Pentingnya Edukasi Pertanahan bagi Generasi Muda di Era Digital
Di era transformasi digital yang masif, keterlibatan generasi muda dalam memahami isu-isu strategis seperti pertanahan menjadi sangat penting. Tanah merupakan aset fundamental yang menyangkut aspek hukum, ekonomi, sosial, dan budaya.
Namun sayangnya, pemahaman anak muda tentang pertanahan masih sangat minim. Padahal, menurut data Kementerian Agraria dan Tata Ruang/Badan Pertanahan Nasional (ATR/BPN), hingga Desember 2023, baru sekitar 63% bidang tanah di Indonesia yang telah terdaftar melalui program Pendaftaran Tanah Sistematis Lengkap (PTSL) (Sumber : pastibpn.id). Artinya, lebih dari 30 juta bidang tanah belum memiliki kepastian hukum.
Sementara itu, Konsorsium Pembaruan Agraria (KPA) dalam Laporan Akhir Tahun 2023 mencatat terdapat 212 konflik agraria sepanjang tahun, mencakup luas wilayah lebih dari 500.000 hektare dengan melibatkan 100.000-an kepala keluarga. Mayoritas konflik ini berkaitan dengan klaim kepemilikan, tumpang tindih hak, dan perampasan tanah. Dalam konteks ini, literasi pertanahan menjadi kunci agar generasi muda tidak hanya menjadi penonton, tetapi juga agen perubahan yang kritis dan solutif.
Mengapa Generasi Muda Perlu Melek Pertanahan?
1. Aset Strategis Masa Depan
Tanah bukan sekadar ruang fisik, melainkan investasi jangka panjang. Tanpa pemahaman legalitas, generasi muda berisiko kehilangan hak atas tanah warisan keluarga atau tertipu dalam transaksi jual beli. Menurut riset Lokadata (2022), 70% generasi muda Indonesia tidak memahami perbedaan antara hak milik, hak guna bangunan, dan hak pakai. Kondisi ini memperlihatkan betapa urgen edukasi pertanahan di kalangan muda.

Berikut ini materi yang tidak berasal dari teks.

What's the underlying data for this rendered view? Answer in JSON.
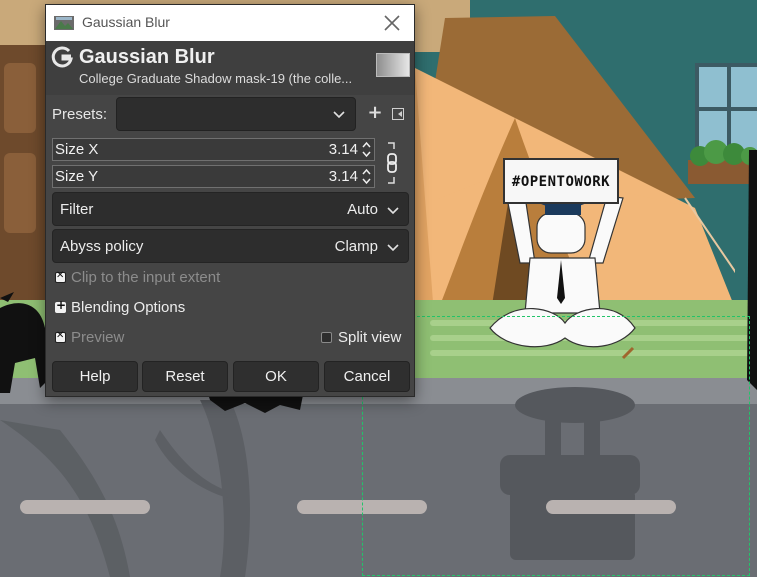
{
  "dialog": {
    "window_title": "Gaussian Blur",
    "header_title": "Gaussian Blur",
    "header_subtitle": "College Graduate Shadow mask-19 (the colle...",
    "presets_label": "Presets:",
    "presets_value": "",
    "size_x_label": "Size X",
    "size_x_value": "3.14",
    "size_y_label": "Size Y",
    "size_y_value": "3.14",
    "filter_label": "Filter",
    "filter_value": "Auto",
    "abyss_label": "Abyss policy",
    "abyss_value": "Clamp",
    "clip_label": "Clip to the input extent",
    "blending_label": "Blending Options",
    "preview_label": "Preview",
    "split_label": "Split view",
    "buttons": {
      "help": "Help",
      "reset": "Reset",
      "ok": "OK",
      "cancel": "Cancel"
    },
    "icons": {
      "app": "gimp-app-icon",
      "close": "close-icon",
      "logo": "gimp-logo-icon",
      "add": "plus-icon",
      "menu": "preset-menu-icon",
      "chain": "chain-link-icon",
      "chevron": "chevron-down-icon",
      "spin": "spin-arrows-icon"
    }
  },
  "canvas": {
    "sign_text": "#OPENTOWORK"
  },
  "colors": {
    "dialog_bg": "#454545",
    "field_bg": "#2d2d2d",
    "selection": "#22c46a",
    "wall": "#2f6e6e"
  }
}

2. Potensi dalam Kewirausahaan
Dalam tren ekonomi digital, banyak anak muda mulai membangun usaha di bidang agribisnis, homestay, hingga agritourism. Semua sektor ini berbasis lahan. Tanpa pemahaman soal kepemilikan legal, perizinan, atau zonasi, potensi bisnis bisa terhambat atau bahkan ilegal. Edukasi pertanahan membantu anak muda menavigasi aspek hukum dan perencanaan ruang usaha mereka.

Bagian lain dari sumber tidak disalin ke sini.